FIG. 1 is a flowchart showing a measurement value creating method according to an embodiment of the present invention.

FIG. 2 is a diagram showing a calculation result of an error with respect to each standard deviation.

FIG. 3 is a diagram showing a calculation result of an error with respect to each standard deviation.

FIG. 4 is a diagram showing a relationship between a state estimation support device and a state estimation device and a data flow.

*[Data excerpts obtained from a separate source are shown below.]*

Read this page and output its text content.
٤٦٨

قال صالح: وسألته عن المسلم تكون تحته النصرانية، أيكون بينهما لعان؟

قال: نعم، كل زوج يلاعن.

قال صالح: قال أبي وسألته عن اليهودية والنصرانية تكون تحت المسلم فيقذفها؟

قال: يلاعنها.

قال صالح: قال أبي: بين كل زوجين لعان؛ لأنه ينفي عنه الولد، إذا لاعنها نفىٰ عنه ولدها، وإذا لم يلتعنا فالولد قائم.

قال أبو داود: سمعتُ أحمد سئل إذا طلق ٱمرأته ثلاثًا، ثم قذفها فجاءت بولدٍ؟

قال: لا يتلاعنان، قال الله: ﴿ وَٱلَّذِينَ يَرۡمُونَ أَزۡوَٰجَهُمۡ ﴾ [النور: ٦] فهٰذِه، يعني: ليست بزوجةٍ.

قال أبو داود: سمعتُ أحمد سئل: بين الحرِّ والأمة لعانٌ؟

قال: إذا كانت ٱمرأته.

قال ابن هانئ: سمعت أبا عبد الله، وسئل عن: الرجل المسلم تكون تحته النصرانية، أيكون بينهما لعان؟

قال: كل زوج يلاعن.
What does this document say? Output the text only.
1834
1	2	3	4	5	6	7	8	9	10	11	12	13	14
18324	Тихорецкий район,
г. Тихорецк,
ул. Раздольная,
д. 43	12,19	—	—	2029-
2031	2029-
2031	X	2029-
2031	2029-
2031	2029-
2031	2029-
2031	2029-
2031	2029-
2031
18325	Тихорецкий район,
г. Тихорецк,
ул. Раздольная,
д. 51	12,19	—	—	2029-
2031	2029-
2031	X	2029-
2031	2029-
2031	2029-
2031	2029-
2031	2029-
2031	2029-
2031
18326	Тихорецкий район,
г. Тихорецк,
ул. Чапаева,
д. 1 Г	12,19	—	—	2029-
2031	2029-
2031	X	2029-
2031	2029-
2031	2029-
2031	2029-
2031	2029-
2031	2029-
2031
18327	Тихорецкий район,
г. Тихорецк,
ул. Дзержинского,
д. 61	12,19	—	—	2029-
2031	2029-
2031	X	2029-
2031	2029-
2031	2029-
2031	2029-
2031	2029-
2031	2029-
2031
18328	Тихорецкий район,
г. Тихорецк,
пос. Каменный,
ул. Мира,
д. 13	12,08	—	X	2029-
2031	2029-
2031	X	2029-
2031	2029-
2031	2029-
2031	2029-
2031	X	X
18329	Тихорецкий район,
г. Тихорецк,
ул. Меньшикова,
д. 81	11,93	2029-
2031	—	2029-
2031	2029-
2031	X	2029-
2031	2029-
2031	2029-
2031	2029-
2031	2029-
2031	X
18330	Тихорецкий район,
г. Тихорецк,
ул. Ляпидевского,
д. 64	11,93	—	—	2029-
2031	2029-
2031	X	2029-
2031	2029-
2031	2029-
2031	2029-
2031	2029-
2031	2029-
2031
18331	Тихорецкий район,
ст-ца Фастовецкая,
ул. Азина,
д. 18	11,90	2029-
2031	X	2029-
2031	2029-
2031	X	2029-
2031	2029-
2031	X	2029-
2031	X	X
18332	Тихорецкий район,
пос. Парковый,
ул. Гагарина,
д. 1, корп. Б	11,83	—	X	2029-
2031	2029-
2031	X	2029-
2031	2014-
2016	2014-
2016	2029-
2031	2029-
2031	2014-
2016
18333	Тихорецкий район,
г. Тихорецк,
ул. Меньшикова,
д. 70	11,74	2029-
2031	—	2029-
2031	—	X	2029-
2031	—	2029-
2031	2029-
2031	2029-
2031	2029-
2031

FIG. 5 is a flowchart showing a measurement value creation method in a conventional state estimation support process.

[Explanation of symbols]

100 power system state estimation support device 200 Power system state estimation device

Continuation of front page (56) Reference JP-A-6-74996 (JP, A) JP-A-60-82022 (JP, A) JP-A-3-270630 (JP, A) JP-A-7-294281 (JP , A) JP 5-161245 (JP, A) JP 4-183235 (JP, A) (58) Fields investigated (Int.Cl. ⁷ , DB name) H02J 3/00-5/00 G01R 31/00-31/11 H02H 3/02

Claims (3)

(57) [Claims] 1. A support method for an electric power system state estimating device for estimating the state of an electric power system using measured values of electricity quantity measuring devices installed at a plurality of measuring points of the electric power system, the method comprising: In order to verify the function, the power flow calculation is executed based on the system constant and system state, and the calculation result is taken as the true value, and the measurement error in the normal distribution form is combined with this true value to measure the electrical quantity at each measurement point. In the support method that is designed to create, the standard deviation of the proportional error as an error proportional to the magnitude of the electricity quantity measurement value is set for each type of electricity quantity measuring instrument (instantaneous value type or integral type), and these A method for supporting a power system state estimation device, characterized in that a measurement error is created for each type of electrical quantity measuring device based on a standard deviation. 2. The power system state estimating apparatus according to claim 1, wherein the standard deviation of the proportional error is calculated according to the magnitude of the electricity quantity measurement value. How to help. 3. The method for supporting a power system state estimating device according to claim 1, wherein the measurement error for creating the electricity quantity measurement value is a standard deviation of the proportional component error and an intrinsic characteristic of the electricity quantity measuring device. A method for supporting an electric power system state estimating device, which is created based on a standard deviation obtained by combining a standard deviation of a minute error.